Saturday, August 11, 2012

Church steps in to challenge Indian acceptance of female feticide

An official in the Indian Catholic Church has endorsed the idea that participants in sex-selective abortions should be charged with murder.

The backing by Holy Spirit Missionary Sister Helen Saldanha, secretary of the Catholic Bishops' Conference of India Office for Women, comes as momentum builds to end female feticide, a practice that finds families terminating a pregnancy because the child they are expecting is a girl.

Filing criminal charges for killing a child in the womb because of its sex would "change the killer attitude" toward girls in Indian society, Sister Helen told Catholic News Service.

Although the practice of sex-selective abortions is illegal under Indian law, there is no provision for criminal prosecution. Recent census statistics indicate that the practice appears to be widespread.

The census data show that the national ratio of girls to boys younger than 6 years old has dropped from 927 for every 1,000 boys in 2001 to 914 for every 1,000 boys in 2011. In some states, the ratio dropped to 800 girls for every 1,000 boys, according to the census.

"Son preference is a major syndrome that is leading to a decline in the ratio of girl children. Sadly, the advances in medical technology are being used to prevent the birth of millions of unwanted girl children," Sister Helen said.

Dr. Ruchika Dewan Singh, manager for strategic planning of the Catholic Health Association of India, acknowledged that sex selection is accepted across Indian society even though laws make it illegal.

The call for mandatory murder charges for female feticide has gained momentum in recent weeks. The plan was endorsed in July at a convention of more than 300 leaders from village councils in northern Indian states where there are now about 800 girls for every 1,000 boys.

A similar call came a week later from officials in Maharashtra state when they urged the national government to amend the Indian Penal Code to require the filing of murder charges against parents as well as physicians involved in female feticide.

The preference for boys is rooted in Hindu culture and the achievement of "moksha," liberation, only when an individual has a son to perform last rites as mandated by Hindu scripture.

The practice is said to have led to the dowry system that has led to the consideration that female children are a financial liability for a family. The failure to meet dowry demands results in the deaths of thousands of young women annually.

The National Crime Records Bureau recorded 8,391 dowry deaths -- women killed because of the failure to meet dowry demands -- in 2010. The bureau also recorded more than 94,000 suicides among young women because of dowry harassment by their husband or in-laws in 2010, up from 28,579 in 1995.

Singh of the Catholic Health Association of India said technology has led to the rise in sex-selective abortion as well as pre-conception sex selection.

"With the advent of modern technological procedures like amniocentesis and ultrasound, the sex of the fetus can be easily identified within the first few months of pregnancy and this is done with the intention of abortion if the fetus turns out to be female," she said.

Though sex-determination tests have been banned since 1994 under the Pre-Natal Diagnostic Techniques Act, Singh acknowledged that such tests are widely carried out in India by unscrupulous medical practitioners.

Apart from that, Singh noted that costly techniques involving the selection of the sex of a child before conception are used by affluent families.

"Sometimes the (non-Christian) consultant doctors embarrass us (Catholic health care workers), suggesting that our hospitals too should carry out female feticide as the demand for it is very high," said Indian Missionary Father Tomi Thomas, CHAI director general.

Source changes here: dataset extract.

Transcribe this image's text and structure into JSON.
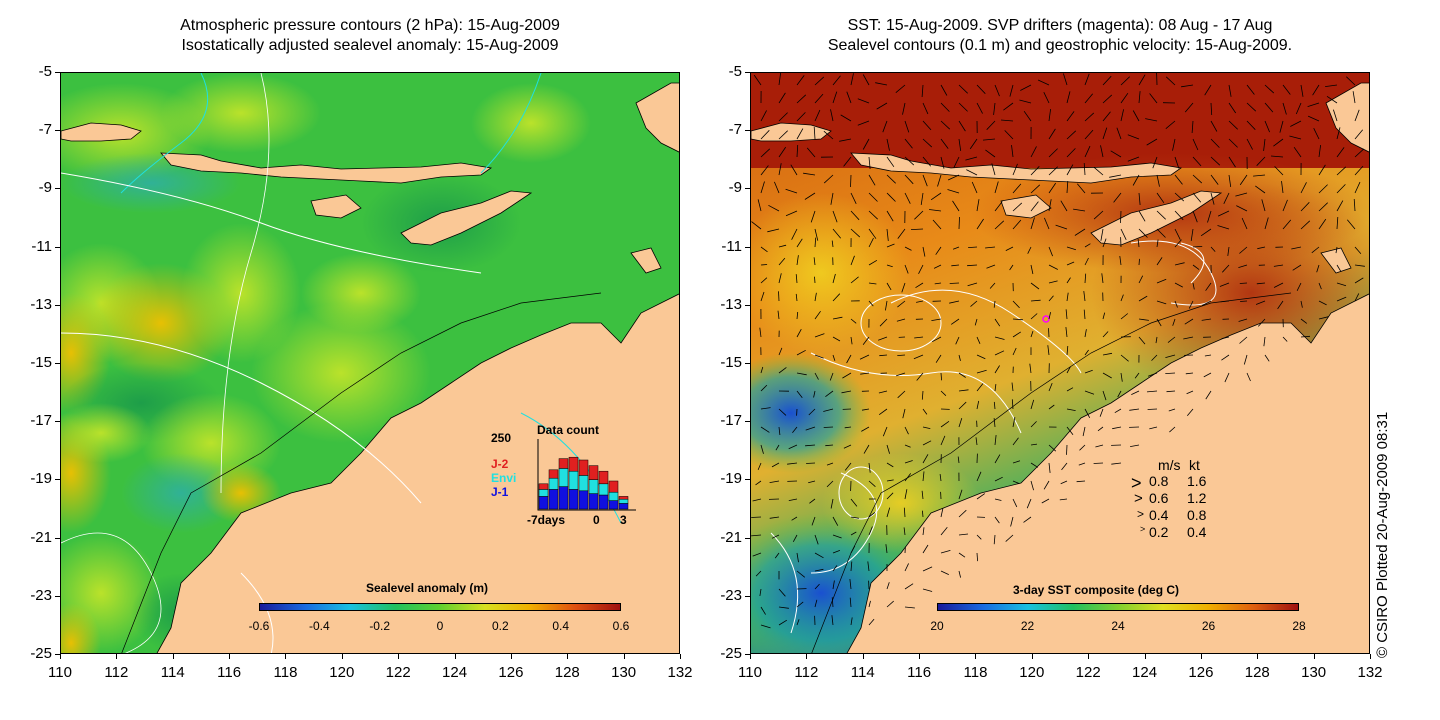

"We are facing the challenge of educating even some of the medical community to shed the social prejudice against the girl child," Father Thomas said.

CHAI is conducting regular training programs for health workers, including village-level nursing assistants, to change the bias against girls and to counsel couples not to indulge in female feticide.

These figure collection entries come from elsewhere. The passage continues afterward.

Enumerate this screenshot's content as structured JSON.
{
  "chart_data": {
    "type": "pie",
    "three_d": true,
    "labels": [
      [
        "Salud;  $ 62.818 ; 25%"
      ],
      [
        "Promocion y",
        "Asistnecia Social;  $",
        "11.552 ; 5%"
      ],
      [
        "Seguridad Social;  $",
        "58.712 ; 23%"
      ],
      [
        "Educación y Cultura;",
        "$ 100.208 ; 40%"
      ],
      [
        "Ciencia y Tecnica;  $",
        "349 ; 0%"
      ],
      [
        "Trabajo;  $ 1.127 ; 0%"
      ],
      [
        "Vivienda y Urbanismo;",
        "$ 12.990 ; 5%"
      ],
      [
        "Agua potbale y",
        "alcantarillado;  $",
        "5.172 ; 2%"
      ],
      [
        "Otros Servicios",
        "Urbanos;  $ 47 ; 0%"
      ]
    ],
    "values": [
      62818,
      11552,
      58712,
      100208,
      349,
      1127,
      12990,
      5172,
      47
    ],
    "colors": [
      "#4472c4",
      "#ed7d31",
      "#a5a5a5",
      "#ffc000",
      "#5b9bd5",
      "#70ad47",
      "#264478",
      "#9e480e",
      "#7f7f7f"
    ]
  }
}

Sister Cletus Daisy, a member of the Society of Jesus Mary Joseph and a physician in Orissa state, said that "sometimes even educated couples approach us with the demand to abort the female fetus."

"But we counsel them and tell them, 'Don't abort. We will adopt the baby,'" she said.

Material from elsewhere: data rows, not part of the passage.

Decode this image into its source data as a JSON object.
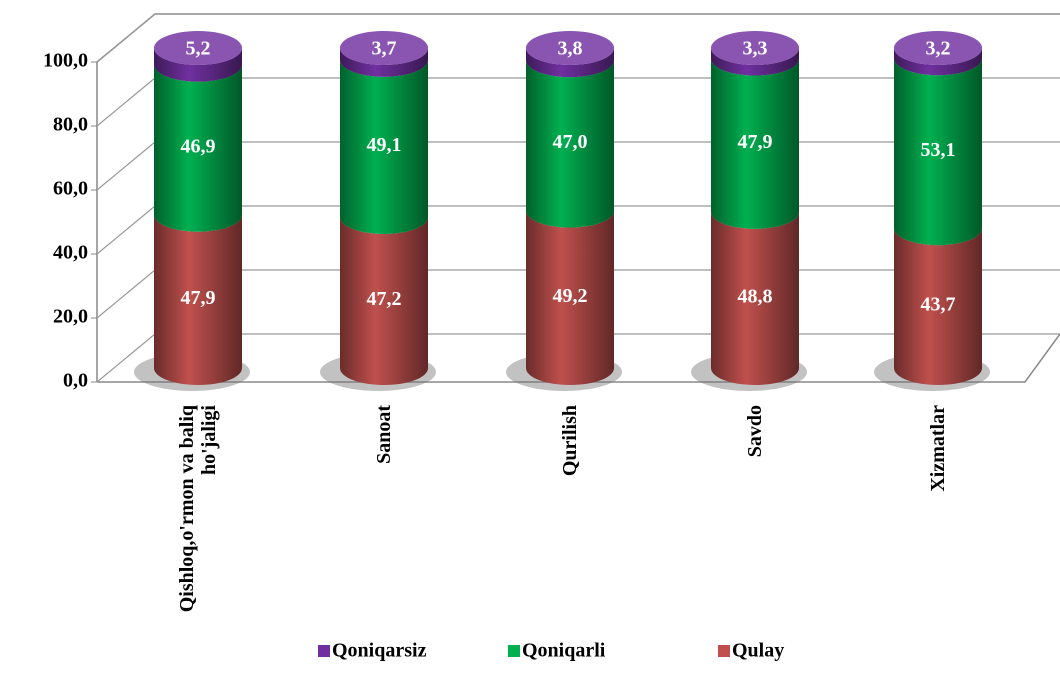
{
  "chart_data": {
    "type": "stacked_cylinder",
    "categories": [
      "Qishloq,o'rmon va baliq ho'jaligi",
      "Sanoat",
      "Qurilish",
      "Savdo",
      "Xizmatlar"
    ],
    "series": [
      {
        "name": "Qulay",
        "color": "#c0504d",
        "values": [
          47.9,
          47.2,
          49.2,
          48.8,
          43.7
        ],
        "value_labels": [
          "47,9",
          "47,2",
          "49,2",
          "48,8",
          "43,7"
        ]
      },
      {
        "name": "Qoniqarli",
        "color": "#00b050",
        "values": [
          46.9,
          49.1,
          47.0,
          47.9,
          53.1
        ],
        "value_labels": [
          "46,9",
          "49,1",
          "47,0",
          "47,9",
          "53,1"
        ]
      },
      {
        "name": "Qoniqarsiz",
        "color": "#7030a0",
        "values": [
          5.2,
          3.7,
          3.8,
          3.3,
          3.2
        ],
        "value_labels": [
          "5,2",
          "3,7",
          "3,8",
          "3,3",
          "3,2"
        ]
      }
    ],
    "ylim": [
      0,
      100
    ],
    "yticks": [
      {
        "value": 0,
        "label": "0,0"
      },
      {
        "value": 20,
        "label": "20,0"
      },
      {
        "value": 40,
        "label": "40,0"
      },
      {
        "value": 60,
        "label": "60,0"
      },
      {
        "value": 80,
        "label": "80,0"
      },
      {
        "value": 100,
        "label": "100,0"
      }
    ],
    "grid": true,
    "legend": "bottom"
  }
}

Even as gender prejudice against girls is much lower in the Christian community, the Catholic Church in India has observed Sept. 8, the birthday of Mary, as a day to celebrate girls since 1997 "to change the killer attitude against girl children," Sister Helen said.

The church, she said, introduced a "gender policy" that highlighted the plight of girls in Indian society in 2009. Local dioceses also run programs that actively campaign against sex-selective abortions, she said.

"We have to do much more and make use of our vast network of educational institutions to spread the message of the dignity and equality of the girl child to non-Christian parents," Sister Helen said.